Reflecting on Singapore International Foundation’s Arts for Good Fellowship

Over the autumn and winter, Communities Programme Director, Noëlle Cobden had the privilege of being part of Singapore International Foundation’s (SIF) Arts for Good (A4G) Fellowship. The fellowship aims to foster an international community of practice that harnesses the power of the arts and culture to create positive change. The focus of the 2023 fellowship was creative ageing – that is to say: how do we support positive ageing through engagement with arts and culture? 

When my alarm went off at 5.30am on a cold, dark Wednesday in October, I cursed myself for not considering the time difference between Singapore and the UK. But when I joined the 6am Zoom call, my bleary eyes were quickly wiped away as I was faced with creative energy of the 35 other fellows from 11 different countries around the world. Expertly facilitated by former A4G fellows Michael Cheng and Karen Koh, we worked together to build our community. At points the distance of Zoom made this tricky, with awkward silences and glitchy tech, but Michael’s exuberance and Karen’s calming presence kept us on track.  

Over the next three months, we met regularly online as a whole group to share our practice, learn from each other, and debate pertinent challenges. We also formed smaller teams to design interactive workshops that we would later deliver to the wider group. I was lucky to link up with Jasmine (Singapore), Joanne (Singapore), Ayushi (India), and Nini (Georgia) to put together two workshops that explored how we sensitively gather and share stories from community groups through creative activity. Joanne and Ayushi went on to deliver one of these sessions, while Jasmine, Nini, and I co-facilitated the second workshop. 

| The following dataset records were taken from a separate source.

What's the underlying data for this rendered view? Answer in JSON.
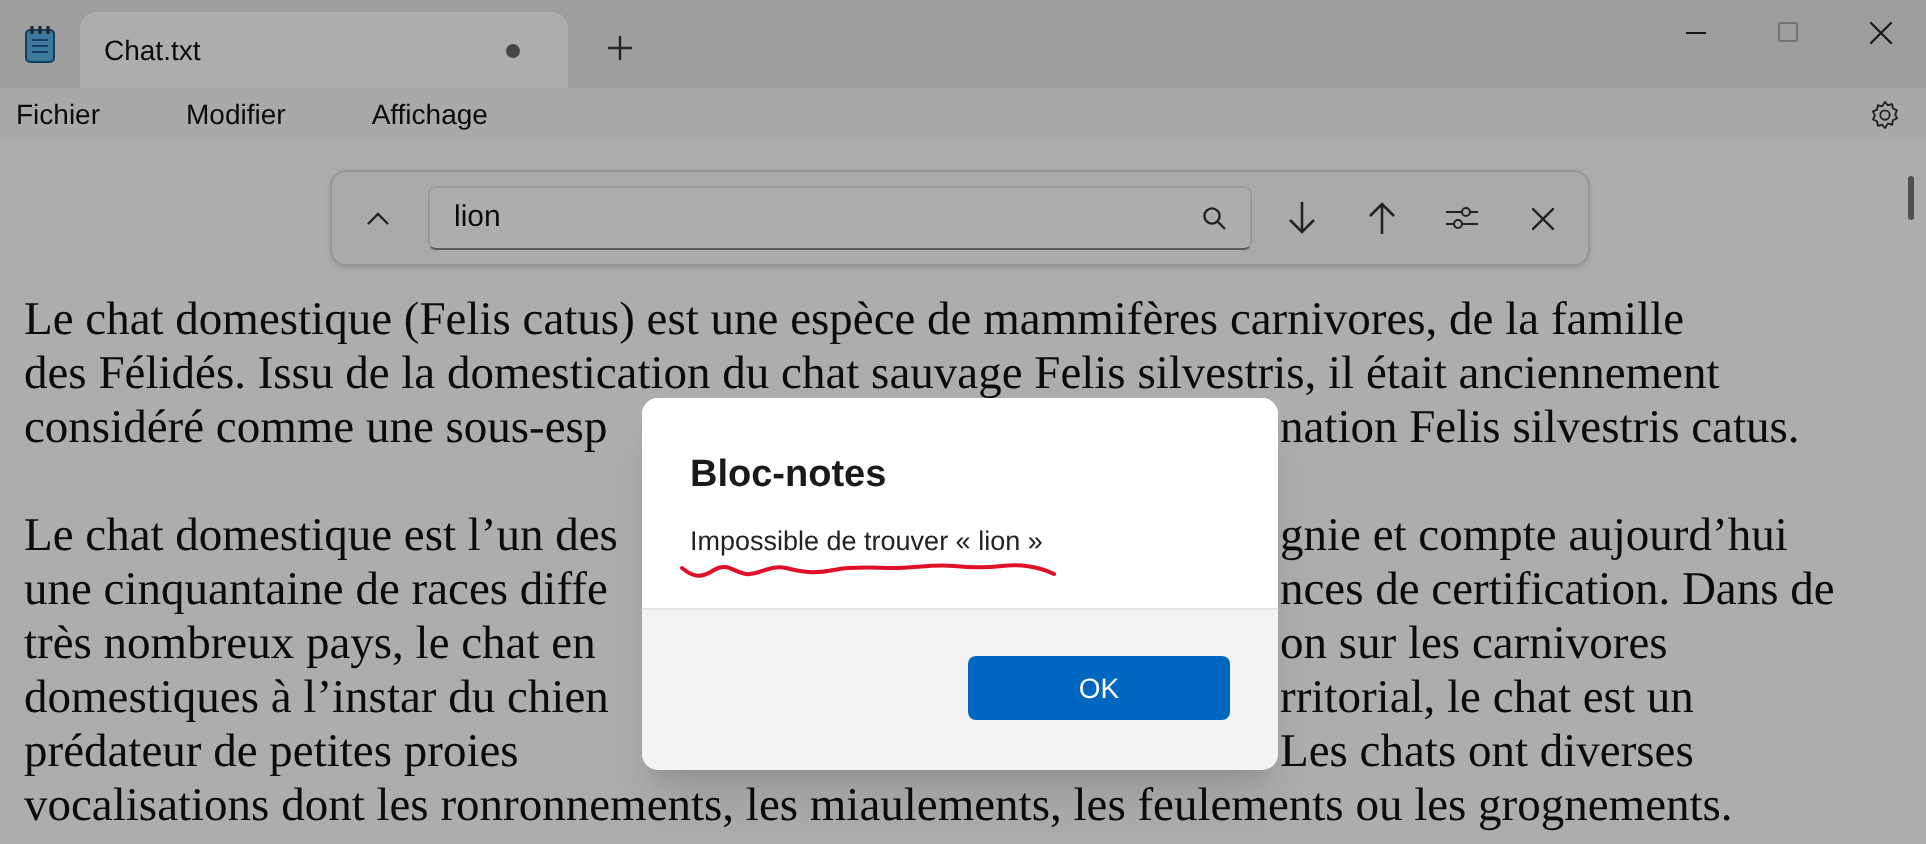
{
  "tabs": [
    {
      "label": "Chat.txt",
      "selected": true,
      "modified": true
    }
  ],
  "menu": [
    "Fichier",
    "Modifier",
    "Affichage"
  ],
  "find_bar": {
    "value": "lion"
  },
  "document": {
    "paragraphs": [
      [
        {
          "kind": "full",
          "text": "Le chat domestique (Felis catus) est une espèce de mammifères carnivores, de la famille"
        },
        {
          "kind": "full",
          "text": "des Félidés. Issu de la domestication du chat sauvage Felis silvestris, il était anciennement"
        },
        {
          "kind": "split",
          "left": "considéré comme une sous-esp",
          "right": "nation Felis silvestris catus."
        }
      ],
      [
        {
          "kind": "split",
          "left": "Le chat domestique est l’un des",
          "right": "gnie et compte aujourd’hui"
        },
        {
          "kind": "split",
          "left": "une cinquantaine de races diffe",
          "right": "nces de certification. Dans de"
        },
        {
          "kind": "split",
          "left": "très nombreux pays, le chat en",
          "right": "on sur les carnivores"
        },
        {
          "kind": "split",
          "left": "domestiques à l’instar du chien",
          "right": "rritorial, le chat est un"
        },
        {
          "kind": "split",
          "left": "prédateur de petites proies",
          "right": "Les chats ont diverses"
        },
        {
          "kind": "full",
          "text": "vocalisations dont les ronronnements, les miaulements, les feulements ou les grognements."
        }
      ]
    ]
  },
  "dialog": {
    "title": "Bloc-notes",
    "message": "Impossible de trouver « lion »",
    "button": "OK"
  }
}
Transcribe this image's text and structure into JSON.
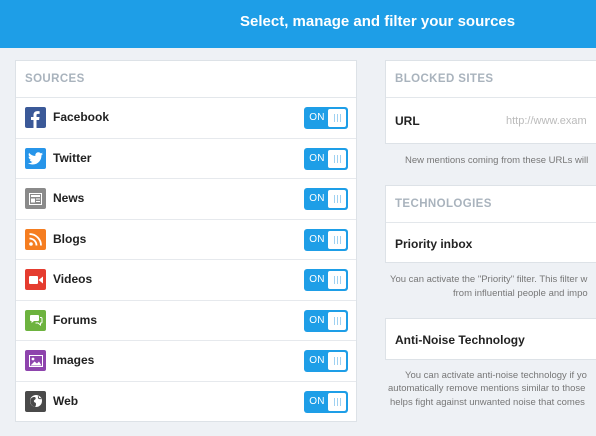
{
  "header": {
    "title": "Select, manage and filter your sources"
  },
  "sources": {
    "heading": "SOURCES",
    "items": [
      {
        "label": "Facebook",
        "icon": "facebook-icon",
        "color": "#3b5998",
        "state": "ON"
      },
      {
        "label": "Twitter",
        "icon": "twitter-icon",
        "color": "#2795e9",
        "state": "ON"
      },
      {
        "label": "News",
        "icon": "news-icon",
        "color": "#8a8a8a",
        "state": "ON"
      },
      {
        "label": "Blogs",
        "icon": "blogs-icon",
        "color": "#f57d20",
        "state": "ON"
      },
      {
        "label": "Videos",
        "icon": "videos-icon",
        "color": "#e53c2f",
        "state": "ON"
      },
      {
        "label": "Forums",
        "icon": "forums-icon",
        "color": "#6db33f",
        "state": "ON"
      },
      {
        "label": "Images",
        "icon": "images-icon",
        "color": "#8e44ad",
        "state": "ON"
      },
      {
        "label": "Web",
        "icon": "web-icon",
        "color": "#4a4a4a",
        "state": "ON"
      }
    ]
  },
  "blocked_sites": {
    "heading": "BLOCKED SITES",
    "url_label": "URL",
    "url_placeholder": "http://www.exam",
    "note": "New mentions coming from these URLs will"
  },
  "technologies": {
    "heading": "TECHNOLOGIES",
    "priority_label": "Priority inbox",
    "priority_note_1": "You can activate the \"Priority\" filter. This filter w",
    "priority_note_2": "from influential people and impo"
  },
  "anti_noise": {
    "label": "Anti-Noise Technology",
    "note_1": "You can activate anti-noise technology if yo",
    "note_2": "automatically remove mentions similar to those",
    "note_3": "helps fight against unwanted noise that comes"
  },
  "colors": {
    "accent": "#1e9ee7",
    "background": "#eef1f5"
  }
}
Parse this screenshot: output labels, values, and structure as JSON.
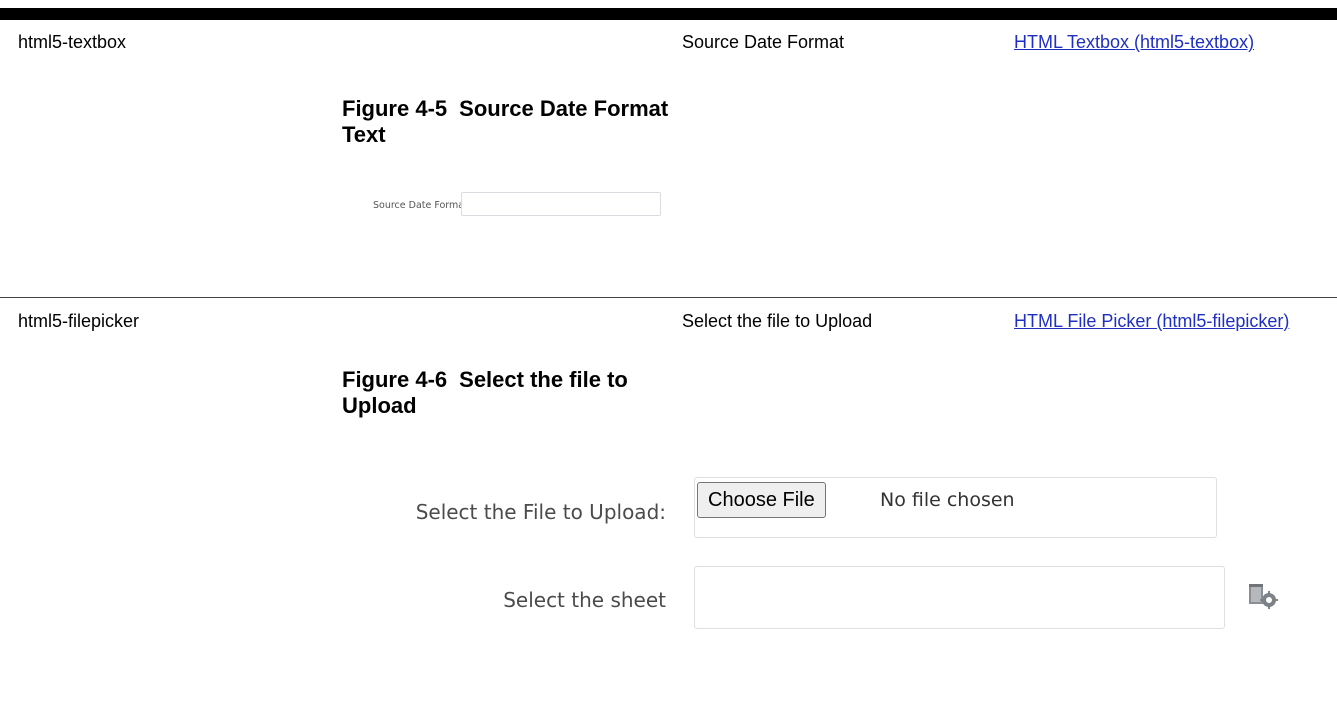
{
  "rows": [
    {
      "name": "html5-textbox",
      "label": "Source Date Format",
      "link": "HTML Textbox (html5-textbox)",
      "figure": {
        "number": "Figure 4-5",
        "title": "Source Date Format Text",
        "field_label": "Source Date Format",
        "field_value": ""
      }
    },
    {
      "name": "html5-filepicker",
      "label": "Select the file to Upload",
      "link": "HTML File Picker (html5-filepicker)",
      "figure": {
        "number": "Figure 4-6",
        "title": "Select the file to Upload",
        "file_label": "Select the File to Upload:",
        "choose_button": "Choose File",
        "no_file_text": "No file chosen",
        "sheet_label": "Select the sheet",
        "sheet_value": "",
        "sheet_icon": "settings-sheet-icon"
      }
    }
  ],
  "colors": {
    "link": "#1f2fc2",
    "rule": "#000000"
  }
}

In January, 34 fellows gathered in Singapore for a five-day programme. The SIF team had everything expertly organised – from three different airport shuttle buses, to accommodation, meals, and a fantastic programme of visits, talks, and workshops. Approaching the SIF offices, I was pretty nervous to finally meet everyone in person, but I needn’t have worried – the warmth, joy, and animated conversation in the room was fantastic. All the fellows came into the space open, friendly, and willing to share – even in the first few minutes of day one, it felt like a very special room to be in. Throughout the week we had talks from organisations, including the Agency for Integrated Care and Singapore Arts Council, giving us an overview of the context of creative aging in Singapore. We visited Care Corner, the National Museum of Singapore, National Gallery Singapore, and The Artground to find out how they work creatively with older people and meaningfully support people living with dementia.

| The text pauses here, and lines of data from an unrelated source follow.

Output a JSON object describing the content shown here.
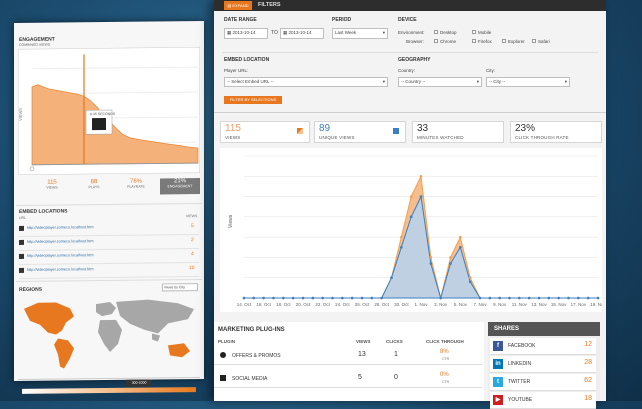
{
  "engagement_panel": {
    "title": "ENGAGEMENT",
    "subtitle": "COMBINED VIEWS",
    "tooltip_text": "0:45 SECONDS",
    "stats": [
      {
        "value": "115",
        "label": "VIEWS"
      },
      {
        "value": "88",
        "label": "PLAYS"
      },
      {
        "value": "76%",
        "label": "PLAYRATE"
      },
      {
        "value": "21%",
        "label": "ENGAGEMENT"
      }
    ]
  },
  "embed_locations": {
    "title": "EMBED LOCATIONS",
    "col_url": "URL",
    "col_views": "VIEWS",
    "rows": [
      {
        "url": "http://videoplayer.someco.localhost.htm",
        "views": "5"
      },
      {
        "url": "http://videoplayer.someco.localhost.htm",
        "views": "2"
      },
      {
        "url": "http://videoplayer.someco.localhost.htm",
        "views": "4"
      },
      {
        "url": "http://videoplayer.someco.localhost.htm",
        "views": "10"
      }
    ]
  },
  "regions": {
    "title": "REGIONS",
    "dropdown": "Views by City",
    "legend_value": "300-1000"
  },
  "toolbar": {
    "expand_label": "EXPAND",
    "filters_label": "FILTERS"
  },
  "filters": {
    "date_range_label": "DATE RANGE",
    "date_from": "2013-10-14",
    "to_label": "TO",
    "date_to": "2013-10-14",
    "period_label": "PERIOD",
    "period_value": "Last Week",
    "device_label": "DEVICE",
    "environment_label": "Environment:",
    "environment_options": [
      "Desktop",
      "Mobile"
    ],
    "browser_label": "Browser:",
    "browser_options": [
      "Chrome",
      "Firefox",
      "Explorer",
      "Safari"
    ],
    "embed_location_label": "EMBED LOCATION",
    "player_url_label": "Player URL:",
    "player_url_value": "-- Select Embed URL --",
    "filter_button": "FILTER BY SELECTIONS",
    "geography_label": "GEOGRAPHY",
    "country_label": "Country:",
    "country_value": "-- Country --",
    "city_label": "City:",
    "city_value": "-- City --"
  },
  "stats": [
    {
      "value": "115",
      "label": "VIEWS",
      "color": "#e8a064"
    },
    {
      "value": "89",
      "label": "UNIQUE VIEWS",
      "color": "#3a7fc0"
    },
    {
      "value": "33",
      "label": "MINUTES WATCHED",
      "color": "#333333"
    },
    {
      "value": "23%",
      "label": "CLICK THROUGH RATE",
      "color": "#333333"
    }
  ],
  "chart_data": {
    "type": "area",
    "ylabel": "Views",
    "categories": [
      "14. Oct",
      "16. Oct",
      "18. Oct",
      "20. Oct",
      "22. Oct",
      "24. Oct",
      "26. Oct",
      "28. Oct",
      "30. Oct",
      "1. Nov",
      "3. Nov",
      "5. Nov",
      "7. Nov",
      "9. Nov",
      "11. Nov",
      "13. Nov",
      "15. Nov",
      "17. Nov",
      "19. Nov"
    ],
    "series": [
      {
        "name": "",
        "color": "#f0a050",
        "values": [
          0,
          0,
          0,
          0,
          0,
          0,
          0,
          0,
          0,
          0,
          0,
          0,
          0,
          0,
          0,
          1,
          3,
          5,
          6,
          2,
          0,
          2,
          3,
          1,
          0,
          0,
          0,
          0,
          0,
          0,
          0,
          0,
          0,
          0,
          0,
          0,
          0
        ]
      },
      {
        "name": "",
        "color": "#3a7fc0",
        "values": [
          0,
          0,
          0,
          0,
          0,
          0,
          0,
          0,
          0,
          0,
          0,
          0,
          0,
          0,
          0,
          1,
          2.5,
          4,
          5,
          1.7,
          0,
          1.7,
          2.5,
          0.8,
          0,
          0,
          0,
          0,
          0,
          0,
          0,
          0,
          0,
          0,
          0,
          0,
          0
        ]
      }
    ]
  },
  "marketing": {
    "title": "MARKETING PLUG-INS",
    "col_plugin": "PLUGIN",
    "col_views": "VIEWS",
    "col_clicks": "CLICKS",
    "col_ctr": "CLICK THROUGH",
    "rows": [
      {
        "name": "OFFERS & PROMOS",
        "views": "13",
        "clicks": "1",
        "ctr": "8%",
        "ctr_sub": "CTR"
      },
      {
        "name": "SOCIAL MEDIA",
        "views": "5",
        "clicks": "0",
        "ctr": "0%",
        "ctr_sub": "CTR"
      }
    ]
  },
  "shares": {
    "title": "SHARES",
    "rows": [
      {
        "name": "FACEBOOK",
        "count": "12",
        "color": "#3b5998",
        "icon": "f"
      },
      {
        "name": "LINKEDIN",
        "count": "28",
        "color": "#0077b5",
        "icon": "in"
      },
      {
        "name": "TWITTER",
        "count": "62",
        "color": "#2aa9e0",
        "icon": "t"
      },
      {
        "name": "YOUTUBE",
        "count": "18",
        "color": "#cc1f1f",
        "icon": "▶"
      }
    ]
  }
}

My favourite experiences of the week were led by former A4G fellows. Keng Hao Chew (2022 fellow) facilitated a practical session on using virtual reality with older people and their caregivers to foster intergenerational interactions. Keng had brought along VR headsets for us all to try out which was so much fun – particularly watching each other with the headsets on! I’d never considered using this kind of tech with older people before – the session really made me think about what is possible. Towards the end of the week, we joined Neil Chan (2019 fellow) at a Memories Café singing session for adults living with dementia and their carers. The session was so special – singing a variety of songs with the seniors and their family members – it was utterly joyful! One of the songs Neil had chosen was Auld Lang Syne and unbeknownst to him the session was taking place on Burns Day. After travelling nearly 7,000 miles from Edinburgh to Singapore, and as the only Scot in the room, it felt particularly poignant to sit with new-found friends and sing Auld Lang Syne together. 

As I settled into my seat on the flight home, I started to think about everything I’d learned, all the conversations I’d had, and how the fellowship might feed into my ongoing work at the Book Festival. One thing that struck me about the experience was everyone’s generosity – from the SIF team who looked after us with so much care to the Singapore fellows who planned a special evening to show us ‘their’ Singapore; from all the speakers taking time out of their busy work lives to the other fellows who shared their cultures and expertise. As the plane took off, I realised how grateful I am for the time and space the fellowship gave me to learn, think, share and connect with like-minded arts professionals from around the world. I don’t know what future collaborations will come from the fellowship just yet, but it was an enriching experience that left my heart and mind full.